The style tends to incorporate large plate glass windows, metal or concrete. Some may have a more "natural" appearance using wood or stone to fit into surroundings. The forms are often geometric in ways that would not have been feasible with previous building techniques. They tend to be asymmetric. Huge windows and sliding glass doors allowing for much natural lighting and a "clean" smooth look for both the design of the home and the landscaping are typical. A "flow" between the interior and exterior as well as an internal flow is facilitated by large entrances and open plan internal spaces.
Contemporary architecture is a wide classification of recent building designs that has found consistent expression in both residential and commercial structures. Architects of contemporary structures are known for creating buildings free from previous historical styles, while also experimenting with some of the many latest materials that are now available to the construction industry. Contemporary properties are likely to be highly functional and may push the restrictions of what can be defined as contemporary.

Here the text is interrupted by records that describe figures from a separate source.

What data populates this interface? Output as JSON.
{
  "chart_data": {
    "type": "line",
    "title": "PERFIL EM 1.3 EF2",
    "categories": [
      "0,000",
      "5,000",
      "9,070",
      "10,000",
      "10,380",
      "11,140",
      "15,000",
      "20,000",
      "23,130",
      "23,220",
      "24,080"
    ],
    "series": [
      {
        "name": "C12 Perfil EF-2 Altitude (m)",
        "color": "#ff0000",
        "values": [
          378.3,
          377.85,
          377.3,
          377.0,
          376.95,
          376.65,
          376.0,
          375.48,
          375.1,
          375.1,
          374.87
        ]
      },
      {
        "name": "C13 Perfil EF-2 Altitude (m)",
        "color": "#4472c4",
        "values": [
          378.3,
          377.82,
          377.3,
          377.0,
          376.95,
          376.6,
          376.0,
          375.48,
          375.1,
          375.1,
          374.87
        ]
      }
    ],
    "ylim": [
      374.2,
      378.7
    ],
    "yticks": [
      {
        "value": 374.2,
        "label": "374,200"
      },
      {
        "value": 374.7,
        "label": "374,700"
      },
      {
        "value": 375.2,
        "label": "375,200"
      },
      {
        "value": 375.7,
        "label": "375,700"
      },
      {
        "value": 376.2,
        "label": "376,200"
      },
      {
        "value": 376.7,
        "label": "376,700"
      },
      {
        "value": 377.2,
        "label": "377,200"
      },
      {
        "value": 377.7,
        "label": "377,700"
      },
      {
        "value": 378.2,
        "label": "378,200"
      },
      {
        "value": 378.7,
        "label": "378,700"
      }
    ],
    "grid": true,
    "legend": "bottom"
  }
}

One area of contemporary housing that can draw much interest is the roof. In today's modern world, flat overhanging roofs are a typical way to add eye-catching design components, while providing additional shady regions adjoining to the structure and still preserve the overall structure from the elements. A few bold architects have even gone so far as to include trees to the top of their buildings to enable natural cooling and also to create a building that is more compatible with the natural surroundings.
One of the more significant features of contemporary homes is the use of natural light to light up the interior of the building. This goal can be accomplished through the presence of skylights on a flat or low-pitched roof and the prevalence of large window areas along the exterior walls. To further distinguish the interior of the building, large regular spaces may be achieved by the modification or removal of many interior walls. Exposed beams, sanded floors and large areas of lightly coloured ceilings (and walls) are three more characteristics that often add to the airy sensation of contemporary properties.
Most Contemporary houses tap design history and readily borrow elements from a host of historical designs, mixing them up to create an idealized, nostalgic style that does not indicate any specific time period — unlike revival styles of previous generations.
Almost all Contemporary houses share typical design elements such as tall, irregularly formed windows, bold geometric shapes, and irregular facades and surface plans.
The Contemporary house's floor plan is open, with very little doors and walls. In keeping with today's lifestyles, it is tailored to be functional, but without the frigid, machinelike feel of the Modern style.
Because of the open, easy design of the Contemporary homes and property, it is not difficult to sell them. Contemporary condos and contemporary townhouses can be found for sale all over.